カリートの道

Carlito's Way

Brian De Palma / Al Pacino,Sean Penn,Penelope Ann Miller / 1993

★★★★

これはきれいな映画だった

 ブライアン・デ・パーマ(『ミッション・トゥ・マーズ』『スネーク・アイズ』)の落ち穂拾い。えらいものを見逃していた。

 アル・パチーノ(『ディアボロス/悪魔の扉』)演じるヒスパニック系の大物ドラッグ・ディーラー(キューバ系だと思われる。映画の中では、イタリア系マフィアの登場人物に、「こいつイタリア人に見えるだろ?」みたいなセリフを言わせていた)が、暗黒街(懐かしい言葉だ)から足を洗い、恋人のペネロープ・アン・ミラー(『リトルシティ/恋人たちの選択』『レリック』)と一緒にバハマでレンタル・カー屋を開くという夢を抱くが、友人の弁護士ショーン・ペン(『シン・レッド・ライン』『ゲーム』)とのしがらみもあって、なかなか足を洗えない。

 この「暗黒街」という言葉が非常に良く似合う、クラシカルな雰囲気を持つ映画だった。『ゴッドファーザー』よりも前のギャング映画を狙っており、コンテンポラリーなものとしてはちょっとセンチメンタルに過ぎるかもしれないが、あと20年ほどしてそういう弁別ができなくなったころには、古典的話法を使った傑作と評価されるようになるかもしれない。特に、11時半の汽車が出るまでに駅にたどり着かなくてはならないという、呆然とするほど1940年代的とでもいうべき設定の中で、長回しを多用した映像でサスペンスを盛り上げていくクライマックスの部分は、デ・パーマがこれまでに作ったシーケンスのなかで最高傑作の部類に入るのではないかと思う。私はブライアン・デ・パーマのこけおどしの要素が大嫌いだったのだが、この前後の『虚栄のかがり火』(1990)、『カジュアリティーズ』(1989)を含めた何本かが、嫌味なところがきれいに抜けた好感の持てる映画になっていることは認めざるをえない。この次の『ミッション・インポッシブル』(1996)以降は急激にダメになっているようだが。

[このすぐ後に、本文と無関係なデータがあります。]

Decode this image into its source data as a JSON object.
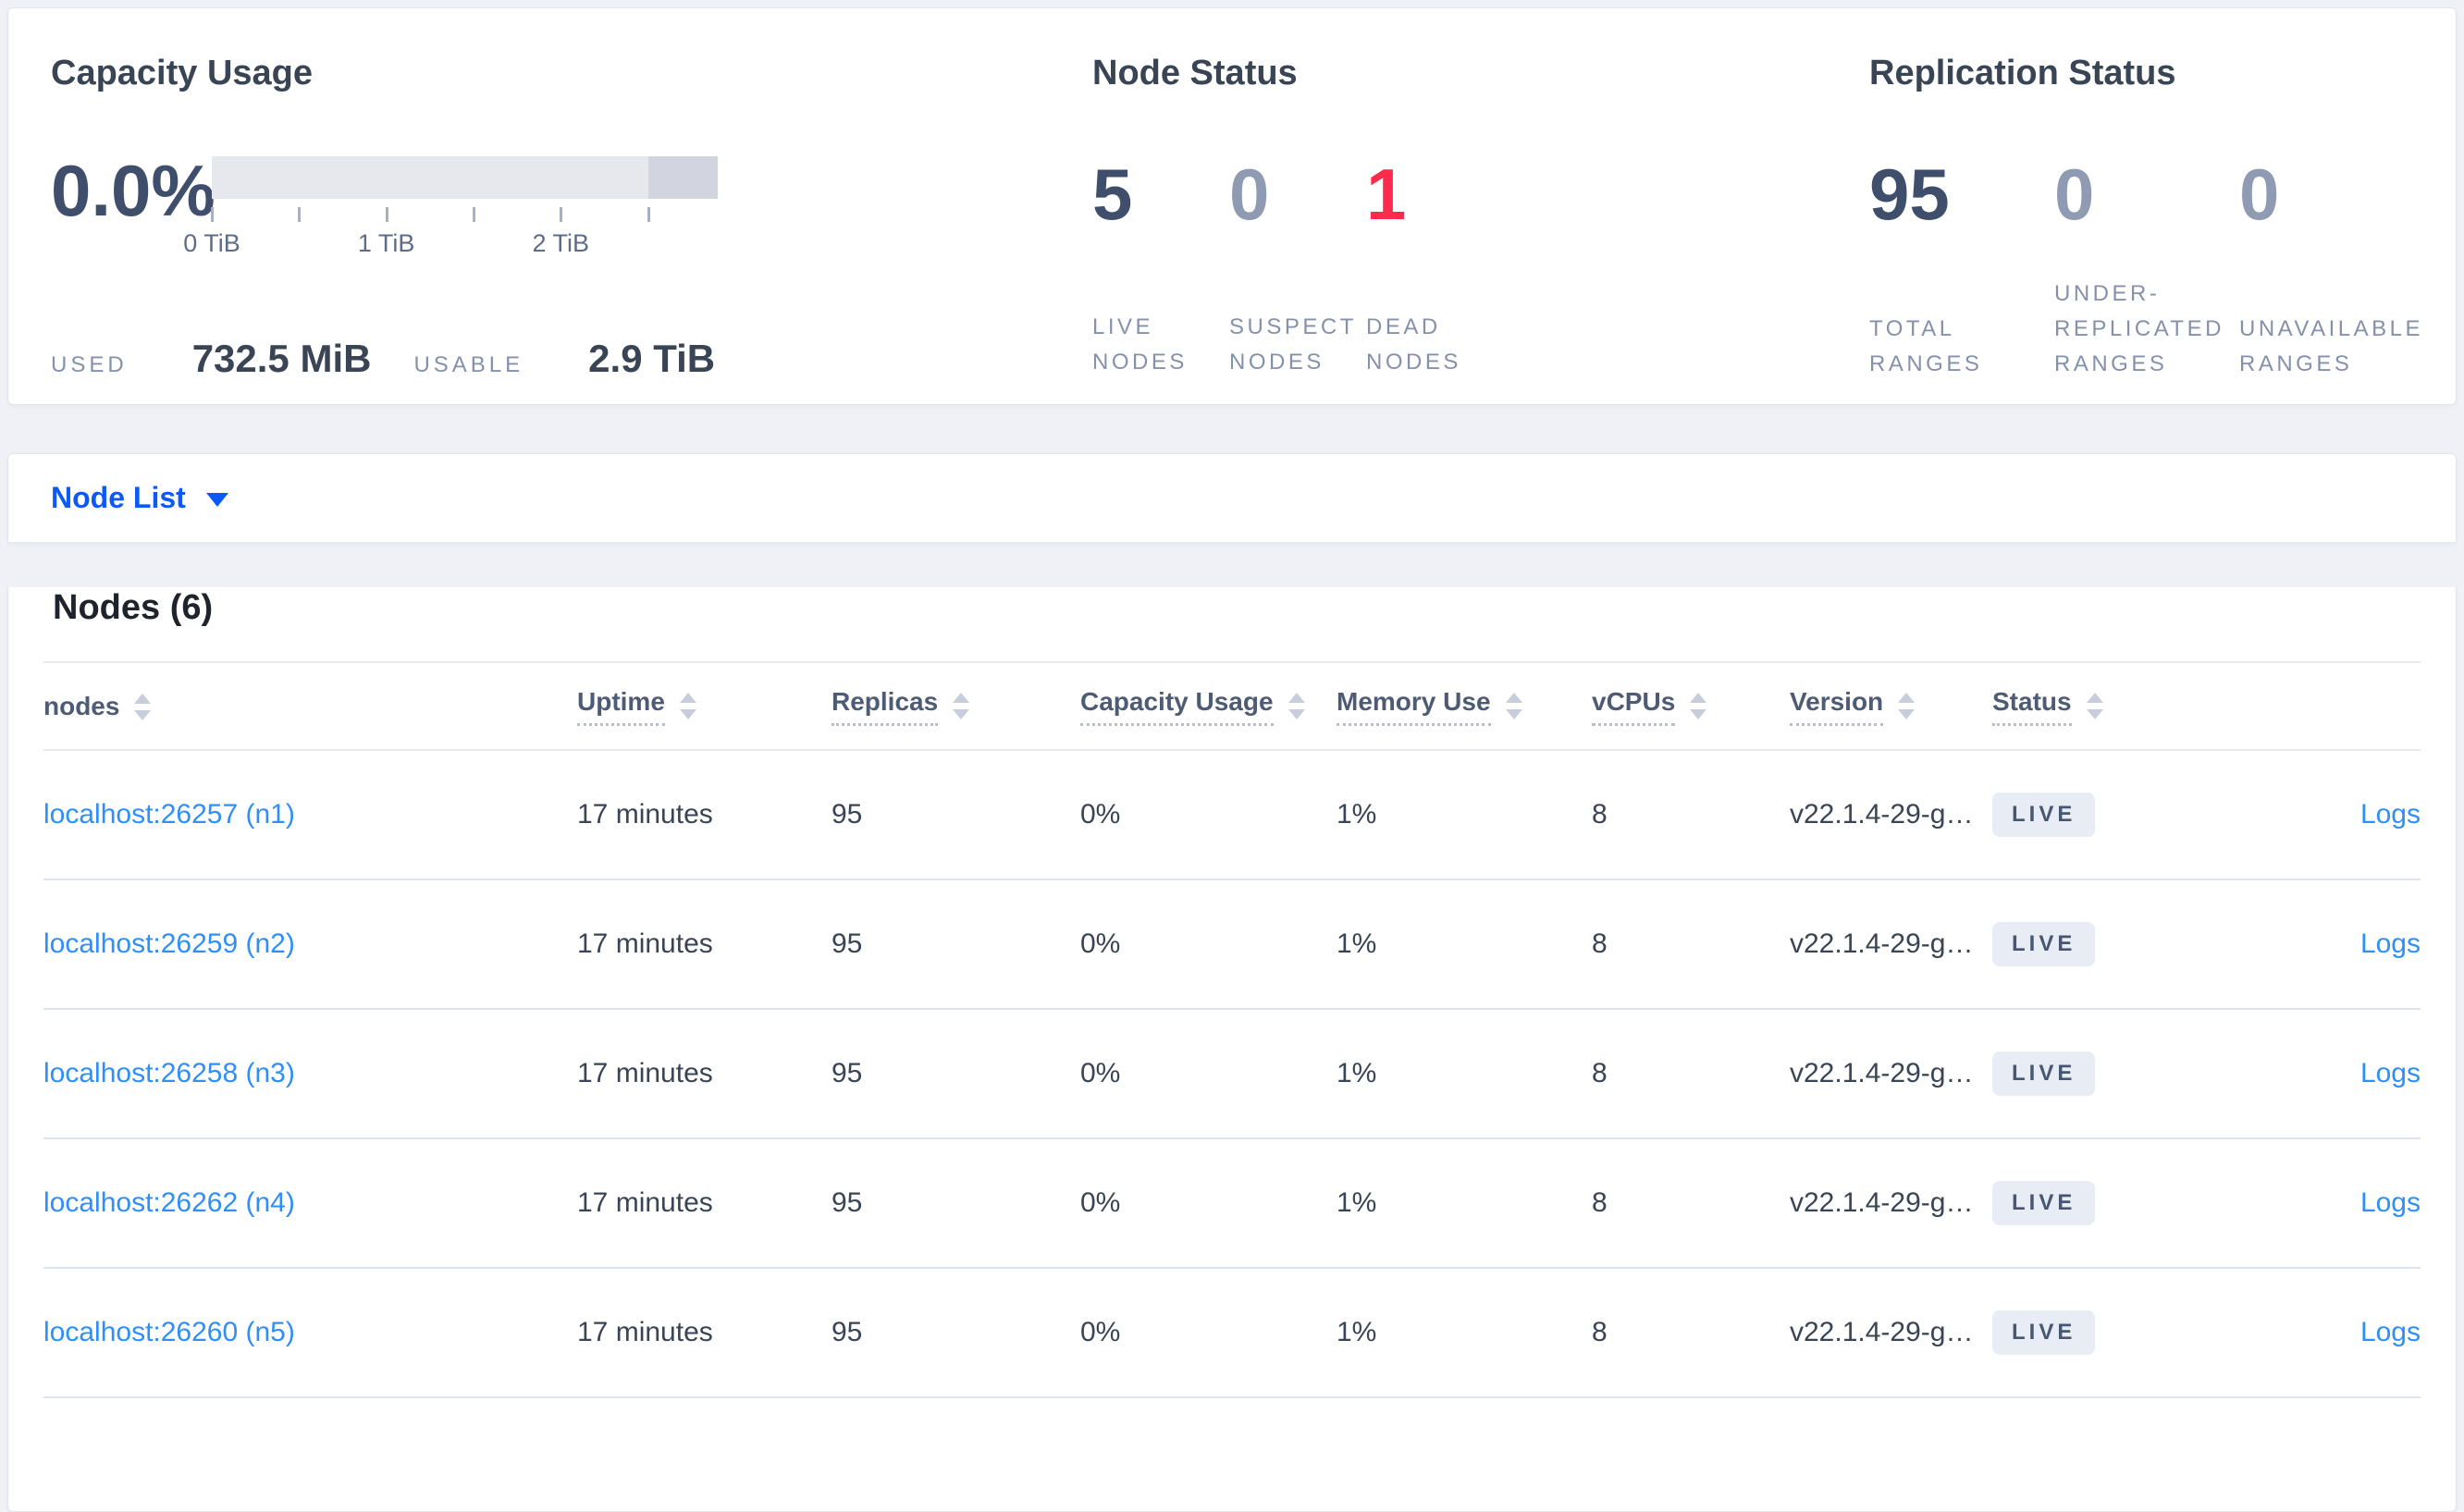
{
  "summary": {
    "capacity": {
      "title": "Capacity Usage",
      "percent": "0.0%",
      "used_label": "USED",
      "used_value": "732.5 MiB",
      "usable_label": "USABLE",
      "usable_value": "2.9 TiB",
      "axis_tick_labels": [
        "0 TiB",
        "1 TiB",
        "2 TiB"
      ],
      "bar": {
        "total_tib": 2.9,
        "used_fraction": 0.0,
        "tick_interval_tib": 0.5,
        "track_color": "#e7e8ee",
        "end_segment_color": "#d2d5df"
      }
    },
    "node_status": {
      "title": "Node Status",
      "stats": [
        {
          "value": "5",
          "label": "LIVE NODES"
        },
        {
          "value": "0",
          "label": "SUSPECT NODES"
        },
        {
          "value": "1",
          "label": "DEAD NODES"
        }
      ]
    },
    "replication_status": {
      "title": "Replication Status",
      "stats": [
        {
          "value": "95",
          "label": "TOTAL RANGES"
        },
        {
          "value": "0",
          "label": "UNDER-REPLICATED RANGES"
        },
        {
          "value": "0",
          "label": "UNAVAILABLE RANGES"
        }
      ]
    }
  },
  "view_selector": {
    "label": "Node List"
  },
  "nodes_section": {
    "title": "Nodes (6)",
    "columns": [
      {
        "label": "nodes"
      },
      {
        "label": "Uptime"
      },
      {
        "label": "Replicas"
      },
      {
        "label": "Capacity Usage"
      },
      {
        "label": "Memory Use"
      },
      {
        "label": "vCPUs"
      },
      {
        "label": "Version"
      },
      {
        "label": "Status"
      },
      {
        "label": ""
      }
    ],
    "rows": [
      {
        "node": "localhost:26257 (n1)",
        "uptime": "17 minutes",
        "replicas": "95",
        "capacity_usage": "0%",
        "memory_use": "1%",
        "vcpus": "8",
        "version": "v22.1.4-29-g…",
        "status": "LIVE",
        "logs_label": "Logs"
      },
      {
        "node": "localhost:26259 (n2)",
        "uptime": "17 minutes",
        "replicas": "95",
        "capacity_usage": "0%",
        "memory_use": "1%",
        "vcpus": "8",
        "version": "v22.1.4-29-g…",
        "status": "LIVE",
        "logs_label": "Logs"
      },
      {
        "node": "localhost:26258 (n3)",
        "uptime": "17 minutes",
        "replicas": "95",
        "capacity_usage": "0%",
        "memory_use": "1%",
        "vcpus": "8",
        "version": "v22.1.4-29-g…",
        "status": "LIVE",
        "logs_label": "Logs"
      },
      {
        "node": "localhost:26262 (n4)",
        "uptime": "17 minutes",
        "replicas": "95",
        "capacity_usage": "0%",
        "memory_use": "1%",
        "vcpus": "8",
        "version": "v22.1.4-29-g…",
        "status": "LIVE",
        "logs_label": "Logs"
      },
      {
        "node": "localhost:26260 (n5)",
        "uptime": "17 minutes",
        "replicas": "95",
        "capacity_usage": "0%",
        "memory_use": "1%",
        "vcpus": "8",
        "version": "v22.1.4-29-g…",
        "status": "LIVE",
        "logs_label": "Logs"
      }
    ]
  },
  "colors": {
    "accent_blue": "#0b5af5",
    "link_blue": "#2e8ff8",
    "danger_red": "#ff2b4d",
    "muted_number": "#8f9ab3",
    "dark_number": "#3f4e6a",
    "badge_bg": "#e8ecf4"
  }
}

 この映画に対するアル・パチーノの貢献は、いくら賞讃しても足りない。アル・パチーノは、映画界における地位の向上もあって、どんな役柄であっても「大物」の雰囲気を持たされることが多いように思うが、この映画では「元・大物」の微妙な立場が、彼にしては抑えた演技できれいに描き出されている。まわりからの評価と自分の主観的なあり方の食い違いに違和感がある。それを必死に支えていたのが破綻した後の、最後のクライマックスの生き残りをかけた必死の逃走シーンにリアリティを与えている。

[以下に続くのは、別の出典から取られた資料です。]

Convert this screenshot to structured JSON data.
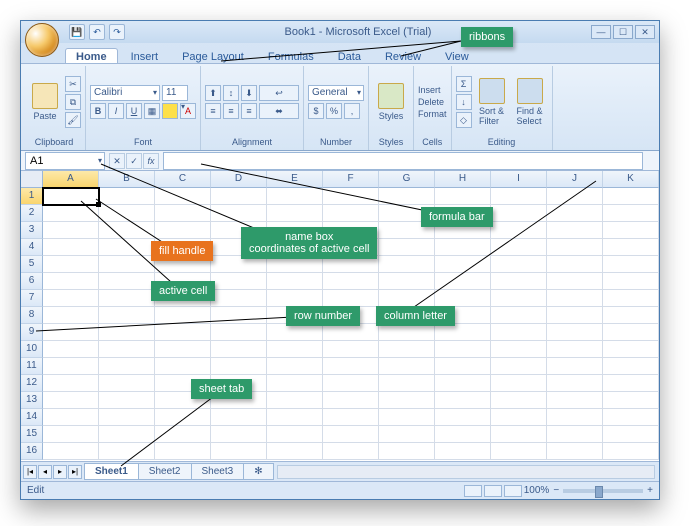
{
  "title": "Book1 - Microsoft Excel (Trial)",
  "qat": {
    "save": "💾",
    "undo": "↶",
    "redo": "↷"
  },
  "tabs": [
    "Home",
    "Insert",
    "Page Layout",
    "Formulas",
    "Data",
    "Review",
    "View"
  ],
  "ribbon": {
    "clipboard": {
      "paste": "Paste",
      "label": "Clipboard"
    },
    "font": {
      "name": "Calibri",
      "size": "11",
      "label": "Font",
      "b": "B",
      "i": "I",
      "u": "U"
    },
    "alignment": {
      "label": "Alignment"
    },
    "number": {
      "format": "General",
      "label": "Number"
    },
    "styles": {
      "label": "Styles",
      "btn": "Styles"
    },
    "cells": {
      "insert": "Insert",
      "delete": "Delete",
      "format": "Format",
      "label": "Cells"
    },
    "editing": {
      "sort": "Sort &\nFilter",
      "find": "Find &\nSelect",
      "label": "Editing"
    }
  },
  "namebox": "A1",
  "fb": {
    "cancel": "✕",
    "enter": "✓",
    "fx": "fx"
  },
  "columns": [
    "A",
    "B",
    "C",
    "D",
    "E",
    "F",
    "G",
    "H",
    "I",
    "J",
    "K"
  ],
  "rows": [
    "1",
    "2",
    "3",
    "4",
    "5",
    "6",
    "7",
    "8",
    "9",
    "10",
    "11",
    "12",
    "13",
    "14",
    "15",
    "16"
  ],
  "sheets": [
    "Sheet1",
    "Sheet2",
    "Sheet3"
  ],
  "status": "Edit",
  "zoom": "100%",
  "annotations": {
    "ribbons": "ribbons",
    "formula_bar": "formula bar",
    "name_box": "name box\ncoordinates of active cell",
    "fill_handle": "fill handle",
    "active_cell": "active cell",
    "row_number": "row number",
    "column_letter": "column letter",
    "sheet_tab": "sheet tab"
  }
}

 ペネロープ・アン・ミラーは、ドラッグ・ディーラーの恋人のダンサーというこれまた古典的な役柄を美しく演じている。上半身のヌード・シーンに下品さが微塵もないところが、この映画の古典性を強調している。

 コカイン漬けの弁護士を演じるショーン・ペンは、途中までこの人がショーン・ペンであることがわからなかったほどの化け方。入念な役作りをしていることを気づかせないところが、この人の力量である。